The 2025 passing offense finished essentially neutral in total passing expected points — behind a line that gave up those 59 sacks. So Arizona swung at quarterback in round three: Carson Beck, Miami, pick 65. Beck threw for 3,813 yards and 30 touchdowns in his final college season, second in his conference in both yards and touchdowns, fifth nationally in passing yards. He's 24, he's experienced, and at pick 65 he's exactly the swing that profile asks for. Round five, pick 143, added Reggie Virgil, wide receiver, Texas Tech — a 7.58 Relative Athletic Score, upper third of receivers historically. Late-round flier with a real athletic floor.
Arizona's run defense allowed 2,202 yards and 19 rushing touchdowns in 2025, and the fix is built on testing. Round four, pick 104: Kaleb Proctor, defensive tackle, Southeastern Louisiana. Relative Athletic Score of 9.15 — top decile of all defensive tackles ever measured — with conference-leading 2 sacks and second in tackles for loss with 3. Small-school production, big-time athletic profile. Round six, pick 183: Karson Sharar, linebacker, Iowa. 83 tackles, 12 tackles for loss, 4 sacks, and a Relative Athletic Score of 9.71. Elite testing paired with real Big Ten tackle-for-loss production. Athletic bets, not finished products — but the baselines are loud.
Pick of the draft is Love at three, and the case isn't the highlight reel — it's the fit. You can argue Bisontis on pure Relative Athletic Score. You can argue Sharar as the best testing-to-production value on day three. Love wins because of what he does to the rest of the offense. Arizona in 2025 ran 71 percent shotgun and a pass rate over expected of plus 398.6 — leaning on the pass because the run wasn't a credible threat, and the quarterback got hit 129 times for it.
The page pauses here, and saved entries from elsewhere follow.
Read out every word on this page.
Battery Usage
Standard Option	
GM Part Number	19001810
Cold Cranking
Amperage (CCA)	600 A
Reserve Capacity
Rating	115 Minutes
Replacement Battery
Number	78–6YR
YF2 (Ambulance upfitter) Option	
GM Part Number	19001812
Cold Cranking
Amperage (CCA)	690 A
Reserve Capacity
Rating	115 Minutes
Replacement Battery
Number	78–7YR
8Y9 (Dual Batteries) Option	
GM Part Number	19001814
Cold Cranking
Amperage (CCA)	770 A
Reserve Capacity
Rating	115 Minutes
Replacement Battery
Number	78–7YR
Drop a back with plus 0.22 predicted points added per play and three-down receiving chops into that offense, and the math on every play call changes.
The 2026 stress test is whether the offensive investment shows up in offensive output. Love at three, Bisontis at 34, Beck at 65, Virgil at 143, Williams at 217 — five of seven picks went to the side of the ball that finished 2025 with a neutral passing grade, a deeply negative rushing grade, and one of the most pass-heavy game-state profiles in the league. Flip the run game from minus 21.5 expected points to even average, and the whole operation breathes. Monti Ossenfort said the board fell to them, that they got the players they wanted at the picks they were sitting on, and that every rookie is expected to carve out a role and help the team win.